PSCM-PS alerta que falta de subsídios pode originar exclusão social
A Plataforma da Sociedade Civil Moçambicana para Protecção Social (PSCM-PS), que revelou que actualmente o Programa Subsídio Social Básico abrange 639.636 agregados familiares, dos quais 403.668 são mulheres e os restantes 235.968 são homens, despoletou no seu mais recente relatório que há delegações do INAS que não canalizaram fundos para os pobres em 2023 e que no corrente ano nenhuma delegação a nível nacional transferiu o Subsídio Social Básico para os agregados familiares.
“No presente ano, a Plataforma da Sociedade Civil Moçambicana para Proteção Social (PSCM-PS), através da Monitoria Comunitário Independente (MCI) ao Programa Subsídio Social Básico, constatou que as delegações do INAS como a de Marrupa, a de Cuamba e Barué destacam-se como as mais críticas, não tendo efectuado nenhum pagamento aos beneficiários referentes ao ano 2023. Adicionalmente, constatou-se que em todas as 31 delegações nenhum pagamento foi efectuado referente ao ano 2024, agravando cada vez mais os atrasos já existentes do ano transacto”, refere a PSCM-PS, para depois observar que esta situação é uma prova inequívoca de lacunas na implementação do projecto.

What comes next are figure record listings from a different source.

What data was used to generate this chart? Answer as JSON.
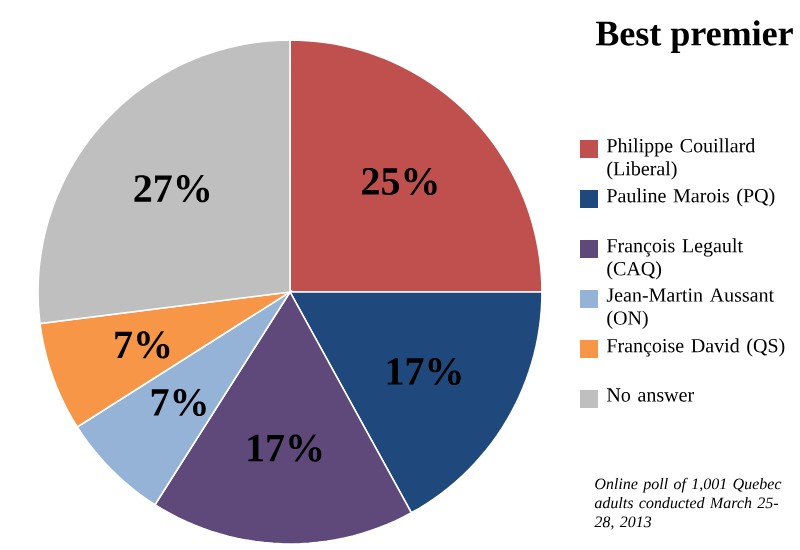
{
  "chart_data": {
    "type": "pie",
    "title": "Best premier",
    "categories": [
      "Philippe Couillard (Liberal)",
      "Pauline Marois (PQ)",
      "François Legault (CAQ)",
      "Jean-Martin Aussant (ON)",
      "Françoise David (QS)",
      "No answer"
    ],
    "values": [
      25,
      17,
      17,
      7,
      7,
      27
    ],
    "value_labels": [
      "25%",
      "17%",
      "17%",
      "7%",
      "7%",
      "27%"
    ],
    "colors": [
      "#c0504d",
      "#1f497d",
      "#5f497a",
      "#95b3d7",
      "#f79646",
      "#bfbfbf"
    ],
    "legend": "right",
    "annotations": [
      "Online poll of 1,001 Quebec adults conducted March 25-28, 2013"
    ]
  }
}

Para aquela organização da sociedade civil, a falta de pagamento não apenas prejudica os indivíduos e famílias que dependem desses subsídios para suprir suas necessidades básicas, mas também coloca em xeque a integridade do programa e o sector da acção social como um todo, observando, por isso, que esta situação trará implicações na vida dos beneficiários.
No rol das implicações Plataforma da Sociedade Civil Moçambicana para Protecção Social destaca, se por um lado, que para os beneficiários que já estão em situação de vulnerabilidade socioeconômica “os atrasos podem agravar ainda mais a sua condição, tornando-as mais suscetíveis a problemas de saúde, desnutrição, evasão escolar, endividamento até mesmo exclusão social”.

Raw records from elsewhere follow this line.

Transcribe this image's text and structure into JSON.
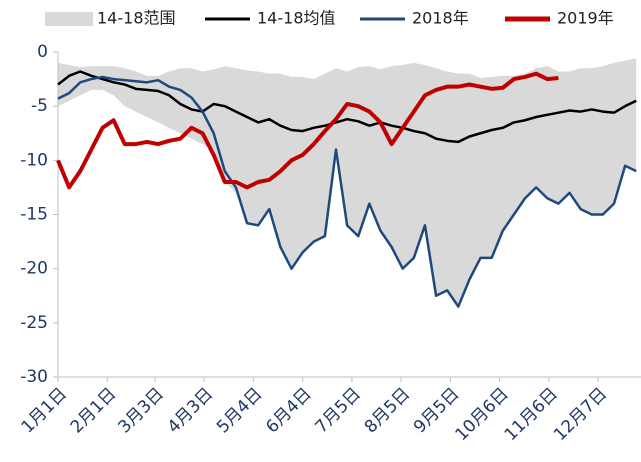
{
  "chart_data": {
    "type": "line",
    "x": [
      1,
      8,
      15,
      22,
      29,
      36,
      43,
      50,
      57,
      64,
      71,
      78,
      85,
      92,
      99,
      106,
      113,
      120,
      127,
      134,
      141,
      148,
      155,
      162,
      169,
      176,
      183,
      190,
      197,
      204,
      211,
      218,
      225,
      232,
      239,
      246,
      253,
      260,
      267,
      274,
      281,
      288,
      295,
      302,
      309,
      316,
      323,
      330,
      337,
      344,
      351,
      358,
      365
    ],
    "range": {
      "name": "14-18范围",
      "color": "#d9d9d9",
      "upper": [
        -1,
        -1.2,
        -1.4,
        -1.3,
        -1.3,
        -1.3,
        -1.5,
        -1.8,
        -2.2,
        -2.2,
        -1.8,
        -1.5,
        -1.5,
        -1.8,
        -1.6,
        -1.3,
        -1.5,
        -1.7,
        -1.8,
        -2,
        -2,
        -2.3,
        -2.3,
        -2.5,
        -2,
        -1.5,
        -1.8,
        -1.4,
        -1.3,
        -1.6,
        -1.3,
        -1.2,
        -1,
        -1.2,
        -1.5,
        -1.8,
        -2,
        -2,
        -2.4,
        -2.3,
        -2.2,
        -2.2,
        -2,
        -1.5,
        -1.3,
        -1.8,
        -1.8,
        -1.5,
        -1.5,
        -1.3,
        -1,
        -0.8,
        -0.6
      ],
      "lower": [
        -5,
        -4.5,
        -4,
        -3.5,
        -3.5,
        -4,
        -5,
        -5.5,
        -6,
        -6.5,
        -7,
        -7.5,
        -8,
        -8.5,
        -9,
        -12,
        -13,
        -15.8,
        -16,
        -14.5,
        -18,
        -20,
        -18.5,
        -17.5,
        -17,
        -9,
        -16,
        -17,
        -14,
        -16.5,
        -18,
        -20,
        -19,
        -16,
        -22.5,
        -22,
        -23.5,
        -21,
        -19,
        -19,
        -16.5,
        -15,
        -13.5,
        -12.5,
        -13.5,
        -14,
        -13,
        -14.5,
        -15,
        -15,
        -14,
        -10.5,
        -11
      ]
    },
    "series": [
      {
        "name": "14-18均值",
        "color": "#000000",
        "values": [
          -3,
          -2.2,
          -1.8,
          -2.2,
          -2.5,
          -2.8,
          -3,
          -3.4,
          -3.5,
          -3.6,
          -4,
          -4.8,
          -5.3,
          -5.5,
          -4.8,
          -5,
          -5.5,
          -6,
          -6.5,
          -6.2,
          -6.8,
          -7.2,
          -7.3,
          -7,
          -6.8,
          -6.5,
          -6.2,
          -6.4,
          -6.8,
          -6.5,
          -6.8,
          -7,
          -7.3,
          -7.5,
          -8,
          -8.2,
          -8.3,
          -7.8,
          -7.5,
          -7.2,
          -7,
          -6.5,
          -6.3,
          -6,
          -5.8,
          -5.6,
          -5.4,
          -5.5,
          -5.3,
          -5.5,
          -5.6,
          -5,
          -4.5
        ]
      },
      {
        "name": "2018年",
        "color": "#1f497d",
        "values": [
          -4.3,
          -3.8,
          -2.8,
          -2.5,
          -2.3,
          -2.5,
          -2.6,
          -2.7,
          -2.8,
          -2.6,
          -3.2,
          -3.5,
          -4.2,
          -5.5,
          -7.5,
          -11,
          -12.5,
          -15.8,
          -16,
          -14.5,
          -18,
          -20,
          -18.5,
          -17.5,
          -17,
          -9,
          -16,
          -17,
          -14,
          -16.5,
          -18,
          -20,
          -19,
          -16,
          -22.5,
          -22,
          -23.5,
          -21,
          -19,
          -19,
          -16.5,
          -15,
          -13.5,
          -12.5,
          -13.5,
          -14,
          -13,
          -14.5,
          -15,
          -15,
          -14,
          -10.5,
          -11
        ]
      },
      {
        "name": "2019年",
        "color": "#c00000",
        "values": [
          -10,
          -12.5,
          -11,
          -9,
          -7,
          -6.3,
          -8.5,
          -8.5,
          -8.3,
          -8.5,
          -8.2,
          -8,
          -7,
          -7.5,
          -9.5,
          -12,
          -12,
          -12.5,
          -12,
          -11.8,
          -11,
          -10,
          -9.5,
          -8.5,
          -7.3,
          -6.2,
          -4.8,
          -5,
          -5.5,
          -6.5,
          -8.5,
          -7,
          -5.5,
          -4,
          -3.5,
          -3.2,
          -3.2,
          -3,
          -3.2,
          -3.4,
          -3.3,
          -2.5,
          -2.3,
          -2,
          -2.5,
          -2.4,
          null,
          null,
          null,
          null,
          null,
          null,
          null
        ]
      }
    ],
    "xlim": [
      1,
      368
    ],
    "xticks": [
      {
        "value": 1,
        "label": "1月1日"
      },
      {
        "value": 32,
        "label": "2月1日"
      },
      {
        "value": 62,
        "label": "3月3日"
      },
      {
        "value": 93,
        "label": "4月3日"
      },
      {
        "value": 124,
        "label": "5月4日"
      },
      {
        "value": 155,
        "label": "6月4日"
      },
      {
        "value": 186,
        "label": "7月5日"
      },
      {
        "value": 217,
        "label": "8月5日"
      },
      {
        "value": 248,
        "label": "9月5日"
      },
      {
        "value": 279,
        "label": "10月6日"
      },
      {
        "value": 310,
        "label": "11月6日"
      },
      {
        "value": 341,
        "label": "12月7日"
      }
    ],
    "ylim": [
      -30,
      0
    ],
    "yticks": [
      0,
      -5,
      -10,
      -15,
      -20,
      -25,
      -30
    ]
  }
}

Por outro, para além da perda do apoio ao programa em virtude das constantes reclamações dos beneficiários, adverte que “os atrasos nos pagamentos pode ter um impacto econômico mais amplo, afetando não apenas os beneficiários directos, mas também os fornecedores e prestadores de serviços que dependem dos pagamentos dos programas”, daí que recomenda ao Instituto Nacional de Acção Social a esclarecer a razão dos atrasos aos beneficiários, sociedade civil, parceiros de cooperação e demais partes interessadas sobre o ponto de situação dos pagamentos.
INAS apoia-se na falta de fundos para justificar atrasos na canalização dos subsídios
A directora-geral do Instituto Nacional de Acção Social, Maria Saica, reconheceu que a instituição por si dirigida deve o equivalente a dezoito meses de pagamento de subsídio social básico, aos seus beneficiários, em todo o país.
Maria Saica referiu que os recorrentes atrasos derivam da falta de fundos, garantido que o Governo e seus parceiros estão a fazer de tudo para reverter a situação.
Nas entrelinhas, Saica revelou que nos primeiros três meses do corrente ano o INAS conseguiu alcançar apenas 3% dos beneficiários do Programa Subsídio Social Básico.
“É uma situação conjuntural. A conjuntura social e economia do país determina que todos os apoios são feitos de forma gradual mesmo com a insuficiência de recursos, mas a medida como eu dizia que os recursos são alocados eles chegam aos seus beneficiários, daí que até primeiro trimestre do corrente ano conseguimos alcançar 3% deste universo, mas gradualmente sempre que há disponibilidade do orçamento estamos a fazer chegar os subsídios aquém é de direito”, declarou.